PhD Student

My research career began in marine biology, not plant science. During my BSc at the University of Plymouth, I explored diverse organisms from corals to birds, but my passion for research truly ignited during my undergraduate project on marine sponge morphology and untargeted metabolomics. This led to my Masters in Research project, where I investigated phenotypic plasticity in the “Crumb-of-bread” sponge (Hymeniacidon perlevis). My Masters research demonstrated how an organism’s morphology and biochemistry interact to determine function, a relationship that is ultimately shaped by the environment. My interest in this interplay of morphology, chemistry and biological function is what motivated me to join the Mechanical Ecology Lab.

My PhD project investigates how micro-morphology and chemical composition interact to create ‘super-wettable’ trapping surfaces in carnivorous pitcher plants.
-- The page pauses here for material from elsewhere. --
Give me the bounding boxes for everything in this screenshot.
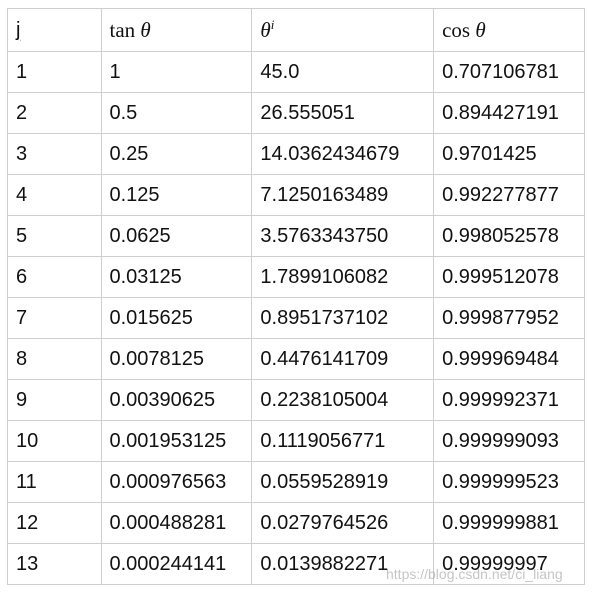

When wetted, these surfaces maintain a stable, thin water film that causes insects to slide into a cup-shaped trap filled with digestive fluid. By characterizing the chemical composition and surface topography of trap surfaces across three unrelated lineages of pitcher plants (Cephalotus, Heliamphora and Nepenthes), we seek to uncover general principles of how plants modify the wettability of their leaf surfaces. The second part of the project will be using replica models of these slippery surfaces to disentangle structure from chemistry and assess the effects of modifying topographic parameters on wettability. Finally, I will investigate how such specialised surfaces form during trap development. I will study whether similar surface patterns in unrelated plant lineages share common developmental pathways and are underpinned by similar regulatory genes. This research has transformative potential for sustainable agriculture. Understanding how plants modify their surfaces to become wettable, water-repellent or slippery for insects could help us to engineer crops with surfaces that are too slippery for pest insects to grip, thus reducing reliance on chemical pesticides.